India Exploring Ways to Pay Pending Oil Bills

The Reserve Bank of India is holding discussions with Tehran on modalities of payment of reported dues of $6.5 billion for oil imports, Governor Raghuram Rajan said on Tuesday.
“We are discussing with them (Iran) the way they want to be paid and certainly, we will work with them on when and how we pay them. I don't think it will happen as a lump sum. It is going to be staggered," Rajan said during the customary post-policy call with analysts as quoted by   Economic Times.

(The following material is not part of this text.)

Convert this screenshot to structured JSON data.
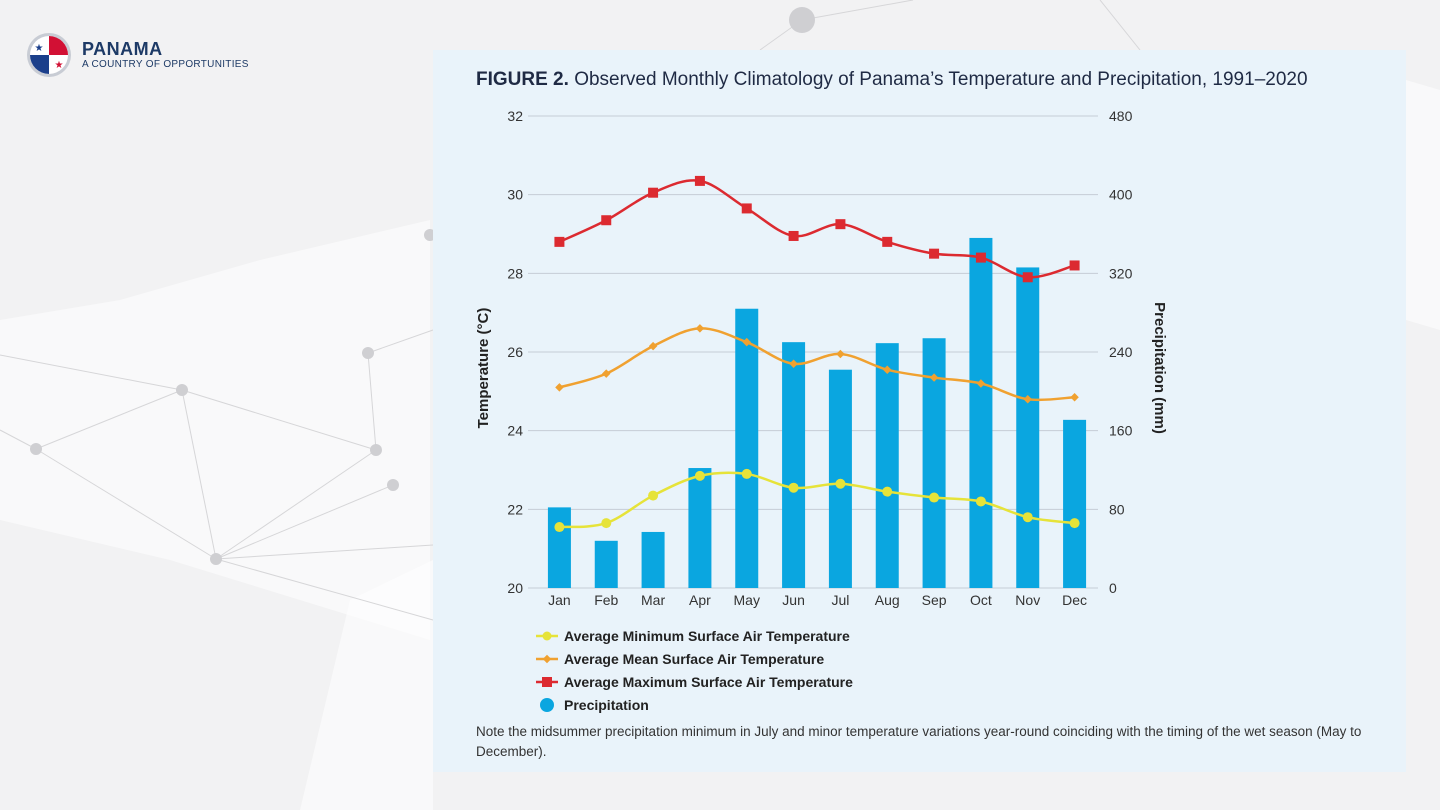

He, however, did not disclose the quantum of payments to be made to Iran, which is getting ready for normal trade and banking ties in the post sanctions era.
Indicating that the commitments will be honored, Rajan said meeting the payment should not be a concern as the country has over $350 billion in its forex kitty at present.
India has insisted in the past it wants to repay its oil dues to Tehran in rupees despite Iran's demands to receive the money in a more credible currency such as euro.
In August 2015, a central government official had said RBI will be assisting Indian refiners to clear over $6.5 billion of past dues they owe to Iran for crude oil purchases.

Payment Channel
The central bank, which previously facilitated payment of oil import bill to Iran, had agreed to help in creating the payment channels to clear past dues.

The then finance secretary Rajiv Mehrishi had led a four member delegation to Tehran in July 2015 to discuss modalities of clearing the dues.

After the US and western powers in 2011 blocked payment channels to Iran, RBI had facilitated oil payments to Iran via Turkey.

Iran and six world powers last year sealed an accord to curb the country's nuclear program in return for ending sanctions. The lifting of sanctions is expected to open up banking channels for Tehran.

India is keen that repayment of dues since February 2013 should be done in a staggered manner so as to avoid a run on the rupee. India has also suggested exporting its goods to Iran instead of making the payment, but Iran is not interested in an "oil-for-goods'' deal, not uncommon during the sanctions period. India was Iran's second-largest oil customer when sanctions disrupted Iran's sales at the time.  

Since February 2013, Indian refiners like Essar Oil and Mangalore Refinery and Petrochemicals (MRPL) have been paying 45% of payment dues on purchase of crude oil from Iran in rupees through Uco Bank, Kolkata. The remaining has been accumulating, pending finalization of a payment mechanism.

They had last year paid nearly $3 billion in six installments through a limited payment channel following the start of nuclear talks between the Iran and the six world powers. The outstanding has since climbed to over $6.5 billion.
India's dithering in paying its oil dues to Tehran comes as almost all other entities have started paying their oil debts to Iran, including Royal Dutch Shell. IRNA reported that India's oil minister, Dharmendra Pradhan, is due in Tehran on Saturday to hold talks with Iranian officials over the issue.